I hope people can “attend” the upcoming roundtable.  Roundtable attendees or others might benefit from seeing some of the materials sent to conference attendees teeing up the issues.  You are welcomed but not required to browse through the materials.  The roundtable will focus primarily on two issues:

  1. How and when is the concept of control applied in accounting?
  2. What are the appropriate conditions for derecognizing assets or liabilities?

With regard to the first issue, control appears in the following:

  • The conceptual framework (FASB Con 6 para 25) defines an asset as a “probable future economic benefit obtained or controlled by a particular entity . . . .”
  • The revenue recognition proposal suggests that revenue should be recognized when the customer gains control of the asset or service being sold.
  • Accounting principles related to consolidation mandate that the assets and liabilities of an investee be added to the balance sheet of the acquirer if the acquirer can control the investee.

Are the notions of control the same or different in these three circumstances?  Is the notion of control well understood and consistently used in accounting?  If the answers are no, is this okay or does it create problems for users and preparers? If it creates problems, can standard setters improve their guidance?

Some specific conference cases will help illustrate these problems:

  1. Case 1 on page 10 of the materials considers a case where a company has an option to acquire an asset – does the company control the asset via option?  Alternatively, suppose a company owns 49% of the voting stock of an entity and holds options to acquire another 2% – does the company control the entity?  In general, are there any circumstances where holding an option on an asset or entity provides the option holder control over the asset or entity?
  2. Case 4 on page 12:  Suppose a Seller transfers a physical asset to the Buyer, but the Seller promises unconditionally to repurchase the asset in the future for a fixed price.  After transfer but before repurchase, does the Seller or Buyer control the asset?  Currently, this transaction is likely to be accounted for as a lease.  Suppose Seller promises to unconditionally purchase an similar asset that it has never, ever owned.  Does the forward contract give Seller control over this asset that it has not yet owned?

The last question above links to the second issue (derecognition). The FASB could decide to derecognize an asset whenever the entity gives up control.  This approach is not followed in a number of FASB standards.  In particular, many standards seem to have a high hurdle for derecognition.  Consider the transfer of financial assets.  Retaining an option to repurchase transferred financial assets would often preclude derecognition.  But purchasing an option to acquire an asset would seldom be sufficient for initially recognizing the underlying as an asset.  This apparent conflict is often described as “history matters,” and it arises when the seller has continuing involvement with the asset being transferred.  What purposes are served by considering past ownership in deciding whether options, forwards, and similar contracts provide control of an asset?
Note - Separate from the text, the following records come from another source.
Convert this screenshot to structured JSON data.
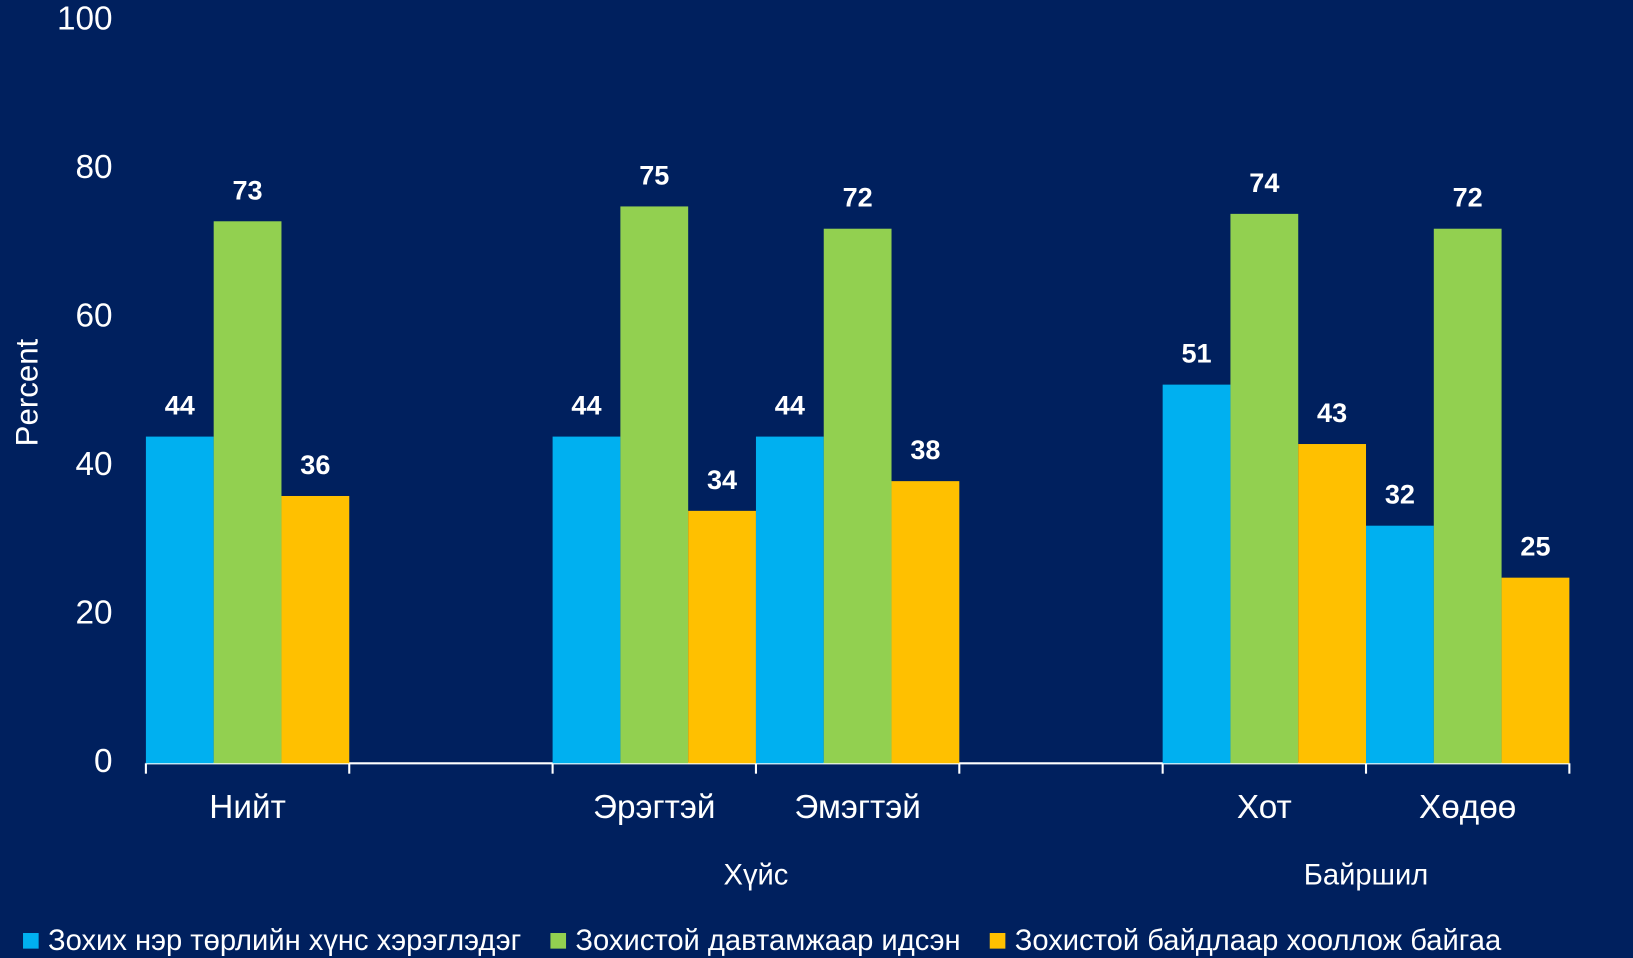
{
  "chart_data": {
    "type": "bar",
    "y_label": "Percent",
    "categories": [
      "Нийт",
      null,
      "Эрэгтэй",
      "Эмэгтэй",
      null,
      "Хот",
      "Хөдөө"
    ],
    "group_labels": [
      "Хүйс",
      "Байршил"
    ],
    "series": [
      {
        "name": "Зохих нэр төрлийн хүнс хэрэглэдэг",
        "color": "#00b0f0",
        "values": [
          44,
          null,
          44,
          44,
          null,
          51,
          32
        ]
      },
      {
        "name": "Зохистой давтамжаар идсэн",
        "color": "#92d050",
        "values": [
          73,
          null,
          75,
          72,
          null,
          74,
          72
        ]
      },
      {
        "name": "Зохистой байдлаар хооллож байгаа",
        "color": "#ffc000",
        "values": [
          36,
          null,
          34,
          38,
          null,
          43,
          25
        ]
      }
    ],
    "ylim": [
      0,
      100
    ],
    "yticks": [
      0,
      20,
      40,
      60,
      80,
      100
    ],
    "grid": false
  }
}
In regard to derecognizing financial assets, bloggers might be interested in “Should Repurchase Transactions be Accounted for as Sales or Loans?” by Chircop, Kiosse, and Peasnell in the December 2012 Accounting Horizons.  It looks at the legal structure of repo transactions like those at Lehman Brothers and concludes that secured borrowing accounting does not align well with the economics of the transaction.

If we have time, some related issues might arise:

  • In some cases, the derecognition of an asset occurs simultaneously with recognition of revenue.  Is giving up control of inventory sufficient for revenue recognition?  Can we have cases where an entity no longer controls the inventory but also does qualify for revenue recognition?  If so, are we using different notions of control in defining assets versus recognizing revenue?  Or is the delayed revenue recognition due to some issue other than control?
  • Instead of using control in determining asset recognition and derecognition, we could use a risks and rewards approach.  If the entity has the risks and rewards of an asset, then the entity recognizes the asset.  Do we get substantially different looking balance sheets if we apply a control approach versus a risks and rewards approach?  How should risks and rewards enter into the recognition/derecognition decisions, if at all.
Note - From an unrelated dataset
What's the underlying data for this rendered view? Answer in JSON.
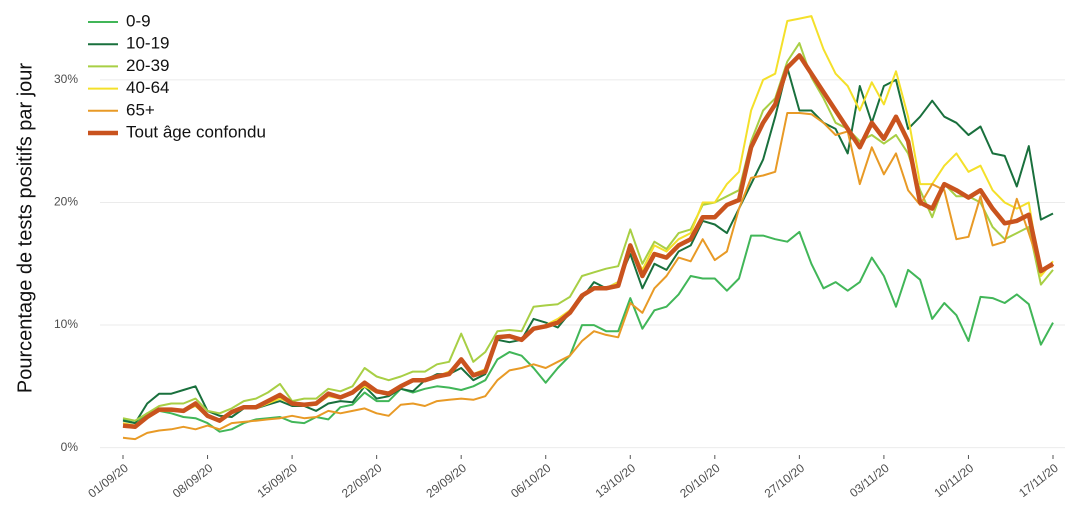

These issues are quite interesting and difficult.  I used some of these examples in my Masters Accounting class last fall, and we had some great discussions. In keeping with the mission of FASRI, if you know of any past academic research on these topics, please feel free to mention them during the roundtable or respond to this post.  If you are currently pursuing these topics, please share your findings once the paper is complete.